Mulher é absolvida após matar companheiro que teria abusado da filha dela em MG

Uma mulher foi absolvida pelo Tribunal do Júri de Belo Horizonte, na última terça-feira (24/3), após matar o companheiro, que, segundo sua versão, tentava abusar sexualmente de sua filha de 11 anos. A defesa alegou legítima defesa de terceiro, argumento aceito pelo Conselho de Sentença.

O julgamento foi realizado no 2º Tribunal do Júri da Comarca de Belo Horizonte e contou com um júri popular formado por quatro homens e três mulheres. Após quatro votos pela absolvição, a juíza Maria Beatriz Fonseca Biasutti julgou improcedente a denúncia do Ministério Público de Minas Gerais (MP-MG).
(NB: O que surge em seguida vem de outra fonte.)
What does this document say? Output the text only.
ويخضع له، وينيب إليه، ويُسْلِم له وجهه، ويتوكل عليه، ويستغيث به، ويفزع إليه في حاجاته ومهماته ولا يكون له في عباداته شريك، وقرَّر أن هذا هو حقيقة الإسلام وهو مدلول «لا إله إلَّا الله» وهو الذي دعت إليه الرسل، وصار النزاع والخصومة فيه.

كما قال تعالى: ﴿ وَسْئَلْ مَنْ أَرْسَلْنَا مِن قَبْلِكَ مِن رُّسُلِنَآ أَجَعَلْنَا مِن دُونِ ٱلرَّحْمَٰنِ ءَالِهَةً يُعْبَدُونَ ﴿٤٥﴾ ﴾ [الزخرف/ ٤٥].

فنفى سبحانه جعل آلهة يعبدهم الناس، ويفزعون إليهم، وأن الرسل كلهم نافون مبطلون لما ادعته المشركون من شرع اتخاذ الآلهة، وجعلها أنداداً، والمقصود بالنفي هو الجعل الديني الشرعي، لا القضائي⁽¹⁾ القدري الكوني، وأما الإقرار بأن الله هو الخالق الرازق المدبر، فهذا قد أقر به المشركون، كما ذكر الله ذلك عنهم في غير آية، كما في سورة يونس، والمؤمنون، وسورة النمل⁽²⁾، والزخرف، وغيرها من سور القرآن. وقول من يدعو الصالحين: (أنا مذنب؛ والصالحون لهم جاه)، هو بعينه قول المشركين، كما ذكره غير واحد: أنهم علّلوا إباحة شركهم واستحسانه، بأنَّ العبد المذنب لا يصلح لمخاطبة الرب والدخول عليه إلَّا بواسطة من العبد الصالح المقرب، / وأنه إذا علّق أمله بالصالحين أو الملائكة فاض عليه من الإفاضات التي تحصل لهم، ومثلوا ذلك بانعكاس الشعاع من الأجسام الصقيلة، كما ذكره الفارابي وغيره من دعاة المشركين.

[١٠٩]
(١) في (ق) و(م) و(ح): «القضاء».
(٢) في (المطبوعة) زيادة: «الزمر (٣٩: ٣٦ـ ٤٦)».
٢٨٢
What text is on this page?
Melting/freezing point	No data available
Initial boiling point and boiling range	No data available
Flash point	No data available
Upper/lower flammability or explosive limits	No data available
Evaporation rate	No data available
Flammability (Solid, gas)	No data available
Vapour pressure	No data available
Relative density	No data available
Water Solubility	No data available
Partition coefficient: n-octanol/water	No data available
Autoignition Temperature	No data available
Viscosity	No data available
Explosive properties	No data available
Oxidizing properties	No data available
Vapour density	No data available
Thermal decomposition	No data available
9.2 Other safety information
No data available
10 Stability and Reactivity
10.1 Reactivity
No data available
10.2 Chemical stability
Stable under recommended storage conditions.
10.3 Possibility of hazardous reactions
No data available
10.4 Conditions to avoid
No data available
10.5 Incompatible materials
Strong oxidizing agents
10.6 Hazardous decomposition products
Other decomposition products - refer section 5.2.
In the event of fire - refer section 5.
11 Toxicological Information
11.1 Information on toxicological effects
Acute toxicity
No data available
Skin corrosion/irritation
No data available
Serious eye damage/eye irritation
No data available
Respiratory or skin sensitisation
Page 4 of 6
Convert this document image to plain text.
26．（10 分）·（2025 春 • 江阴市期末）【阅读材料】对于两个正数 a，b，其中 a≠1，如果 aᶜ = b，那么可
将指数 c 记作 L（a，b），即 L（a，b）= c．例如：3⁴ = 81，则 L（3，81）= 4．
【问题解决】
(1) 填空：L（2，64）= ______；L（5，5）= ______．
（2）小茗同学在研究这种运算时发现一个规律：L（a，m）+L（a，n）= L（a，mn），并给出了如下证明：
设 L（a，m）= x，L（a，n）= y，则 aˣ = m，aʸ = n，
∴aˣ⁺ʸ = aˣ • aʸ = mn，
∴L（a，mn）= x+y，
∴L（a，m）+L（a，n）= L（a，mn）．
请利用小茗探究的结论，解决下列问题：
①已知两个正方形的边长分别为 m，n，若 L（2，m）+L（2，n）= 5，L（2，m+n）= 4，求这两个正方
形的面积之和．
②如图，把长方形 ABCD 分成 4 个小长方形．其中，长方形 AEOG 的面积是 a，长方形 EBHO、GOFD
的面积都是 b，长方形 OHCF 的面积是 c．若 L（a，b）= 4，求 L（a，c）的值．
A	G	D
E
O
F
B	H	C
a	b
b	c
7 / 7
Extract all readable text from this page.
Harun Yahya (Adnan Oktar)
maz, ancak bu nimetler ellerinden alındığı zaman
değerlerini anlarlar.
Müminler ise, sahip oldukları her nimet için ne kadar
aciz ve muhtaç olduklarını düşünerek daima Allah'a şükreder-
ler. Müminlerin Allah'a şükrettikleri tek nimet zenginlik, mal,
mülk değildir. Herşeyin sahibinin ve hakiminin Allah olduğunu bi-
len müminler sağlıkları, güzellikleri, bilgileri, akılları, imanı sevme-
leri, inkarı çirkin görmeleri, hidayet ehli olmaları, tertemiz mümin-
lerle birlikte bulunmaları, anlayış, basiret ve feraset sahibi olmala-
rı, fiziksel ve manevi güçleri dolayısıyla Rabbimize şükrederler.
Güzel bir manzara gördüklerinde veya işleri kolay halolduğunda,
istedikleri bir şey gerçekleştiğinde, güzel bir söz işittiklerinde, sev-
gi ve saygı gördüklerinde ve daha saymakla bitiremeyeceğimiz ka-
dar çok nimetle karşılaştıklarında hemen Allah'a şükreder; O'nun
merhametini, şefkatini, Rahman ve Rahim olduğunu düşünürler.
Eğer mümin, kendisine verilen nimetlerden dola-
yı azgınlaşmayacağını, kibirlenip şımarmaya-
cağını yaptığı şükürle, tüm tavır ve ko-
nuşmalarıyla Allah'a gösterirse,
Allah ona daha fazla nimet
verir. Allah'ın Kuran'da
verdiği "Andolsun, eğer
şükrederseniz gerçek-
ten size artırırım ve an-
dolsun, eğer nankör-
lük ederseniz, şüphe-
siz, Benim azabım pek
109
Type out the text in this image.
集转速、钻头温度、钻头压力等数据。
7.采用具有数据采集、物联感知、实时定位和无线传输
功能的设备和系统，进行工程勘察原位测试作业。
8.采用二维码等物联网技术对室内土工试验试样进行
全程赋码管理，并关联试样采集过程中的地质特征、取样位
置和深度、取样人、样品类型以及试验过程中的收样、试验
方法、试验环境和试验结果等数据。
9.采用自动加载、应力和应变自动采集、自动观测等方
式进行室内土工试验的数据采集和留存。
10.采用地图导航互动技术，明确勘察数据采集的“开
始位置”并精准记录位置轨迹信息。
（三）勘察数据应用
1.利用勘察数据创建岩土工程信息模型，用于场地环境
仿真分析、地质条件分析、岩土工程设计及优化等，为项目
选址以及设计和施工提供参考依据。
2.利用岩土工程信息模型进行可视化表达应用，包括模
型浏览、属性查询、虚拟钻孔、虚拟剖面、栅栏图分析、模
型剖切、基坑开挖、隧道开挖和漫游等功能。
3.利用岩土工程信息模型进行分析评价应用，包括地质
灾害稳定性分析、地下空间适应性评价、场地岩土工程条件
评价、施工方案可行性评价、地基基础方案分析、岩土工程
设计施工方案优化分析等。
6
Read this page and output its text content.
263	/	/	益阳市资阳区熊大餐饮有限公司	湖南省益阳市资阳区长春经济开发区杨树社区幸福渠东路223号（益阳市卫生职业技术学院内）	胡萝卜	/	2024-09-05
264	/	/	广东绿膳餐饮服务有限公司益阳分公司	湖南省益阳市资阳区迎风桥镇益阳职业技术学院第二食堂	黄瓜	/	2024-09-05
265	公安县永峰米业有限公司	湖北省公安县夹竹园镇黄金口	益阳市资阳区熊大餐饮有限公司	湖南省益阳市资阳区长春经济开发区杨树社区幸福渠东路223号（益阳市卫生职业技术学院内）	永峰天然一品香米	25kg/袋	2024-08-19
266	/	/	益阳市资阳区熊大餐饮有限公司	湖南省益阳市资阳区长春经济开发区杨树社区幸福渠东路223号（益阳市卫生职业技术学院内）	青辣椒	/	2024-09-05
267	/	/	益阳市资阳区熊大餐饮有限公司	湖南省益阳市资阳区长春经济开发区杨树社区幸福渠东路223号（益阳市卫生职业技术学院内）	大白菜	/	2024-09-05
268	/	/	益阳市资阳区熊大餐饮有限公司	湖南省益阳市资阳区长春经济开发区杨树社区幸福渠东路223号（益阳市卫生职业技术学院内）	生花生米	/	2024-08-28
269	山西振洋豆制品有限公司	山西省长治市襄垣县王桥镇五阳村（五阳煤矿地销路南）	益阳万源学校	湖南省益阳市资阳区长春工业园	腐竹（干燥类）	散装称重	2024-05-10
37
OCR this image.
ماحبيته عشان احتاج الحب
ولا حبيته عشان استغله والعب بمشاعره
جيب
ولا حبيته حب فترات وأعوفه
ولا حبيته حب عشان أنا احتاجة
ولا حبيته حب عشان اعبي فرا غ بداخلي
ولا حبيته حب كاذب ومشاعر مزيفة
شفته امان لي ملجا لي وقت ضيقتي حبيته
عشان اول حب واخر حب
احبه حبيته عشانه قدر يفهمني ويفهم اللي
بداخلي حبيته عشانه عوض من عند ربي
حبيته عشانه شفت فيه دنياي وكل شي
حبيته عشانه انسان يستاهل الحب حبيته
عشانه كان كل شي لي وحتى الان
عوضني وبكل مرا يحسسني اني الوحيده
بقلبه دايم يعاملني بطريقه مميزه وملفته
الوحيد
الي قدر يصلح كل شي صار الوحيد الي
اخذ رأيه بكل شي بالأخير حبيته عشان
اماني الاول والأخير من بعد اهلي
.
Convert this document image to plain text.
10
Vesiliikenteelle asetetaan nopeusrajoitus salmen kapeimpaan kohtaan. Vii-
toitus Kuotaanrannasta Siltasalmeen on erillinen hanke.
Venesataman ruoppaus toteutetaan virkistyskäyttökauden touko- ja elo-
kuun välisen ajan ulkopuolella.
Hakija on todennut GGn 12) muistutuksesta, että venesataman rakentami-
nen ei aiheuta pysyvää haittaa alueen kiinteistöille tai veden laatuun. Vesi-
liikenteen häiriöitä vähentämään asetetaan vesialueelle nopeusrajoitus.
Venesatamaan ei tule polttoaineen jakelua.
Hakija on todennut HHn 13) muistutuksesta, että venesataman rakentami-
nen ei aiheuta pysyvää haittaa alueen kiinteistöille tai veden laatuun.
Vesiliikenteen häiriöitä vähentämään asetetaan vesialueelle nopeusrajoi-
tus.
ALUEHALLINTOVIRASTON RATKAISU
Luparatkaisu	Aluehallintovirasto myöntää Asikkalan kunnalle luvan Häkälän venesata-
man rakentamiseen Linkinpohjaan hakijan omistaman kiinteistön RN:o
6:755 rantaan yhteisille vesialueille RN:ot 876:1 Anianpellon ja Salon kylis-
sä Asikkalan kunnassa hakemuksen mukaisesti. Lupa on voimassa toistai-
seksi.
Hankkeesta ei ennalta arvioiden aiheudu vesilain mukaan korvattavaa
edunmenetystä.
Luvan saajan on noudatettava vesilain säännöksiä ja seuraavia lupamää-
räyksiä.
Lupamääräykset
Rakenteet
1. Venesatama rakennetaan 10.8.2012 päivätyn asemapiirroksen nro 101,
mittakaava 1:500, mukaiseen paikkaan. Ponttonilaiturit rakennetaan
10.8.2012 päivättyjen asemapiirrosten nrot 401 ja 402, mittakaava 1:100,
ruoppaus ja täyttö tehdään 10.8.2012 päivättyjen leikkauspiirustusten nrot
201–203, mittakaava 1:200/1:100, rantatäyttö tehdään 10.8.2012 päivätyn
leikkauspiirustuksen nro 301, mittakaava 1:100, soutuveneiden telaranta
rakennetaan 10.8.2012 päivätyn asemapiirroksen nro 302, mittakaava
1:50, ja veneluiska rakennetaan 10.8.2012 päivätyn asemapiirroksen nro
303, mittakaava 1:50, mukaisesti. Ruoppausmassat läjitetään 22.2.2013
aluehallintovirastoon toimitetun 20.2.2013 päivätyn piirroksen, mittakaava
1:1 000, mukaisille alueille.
Erica Pereira da Silveira Vicente, de 44 anos, tirou a vida de Everton Amaro da Silva, de 47 anos, no dia 11 de março de 2025. De acordo com a denúncia do MP-MG, a mulher teria colocado um sedativo na bebida do companheiro e, após ele dormir, começado a esfaqueá-lo e a bater nele com um pedaço de madeira.

A mãe da criança, ainda segundo a denúncia, teria cortado o órgão genital de Everton, e com a ajuda de um adolescente, levado o corpo dele até uma área de mata, onde ateou fogo.

Por outro lado, a versão de Erica aponta que semanas antes do crime, descobriu que o homem enviava mensagens de cunho sexual para a filha dela de 11 anos. No dia do ocorrido, ela afirmou ter acordado durante a madrugada após escutar gritos da menina, e quando foi ao socorro dela, encontrou o homem sobre a criança, com a calça abaixada e tentando silenciá-la.

Segundo Erica, não houve sedação, ele já estaria bêbado, quando tudo aconteceu. Após presenciar o abuso, ela teria arrastado o homem até a sala da casa, onde o esfaqueou. Em relação ao jovem envolvido, ela afirmou que ele ouviu os barulhos e entrou na residência. Após isso, eles teriam combinado de tirar o corpo da casa, levar até uma região de mata e lá foi onde ela ateou fogo nele.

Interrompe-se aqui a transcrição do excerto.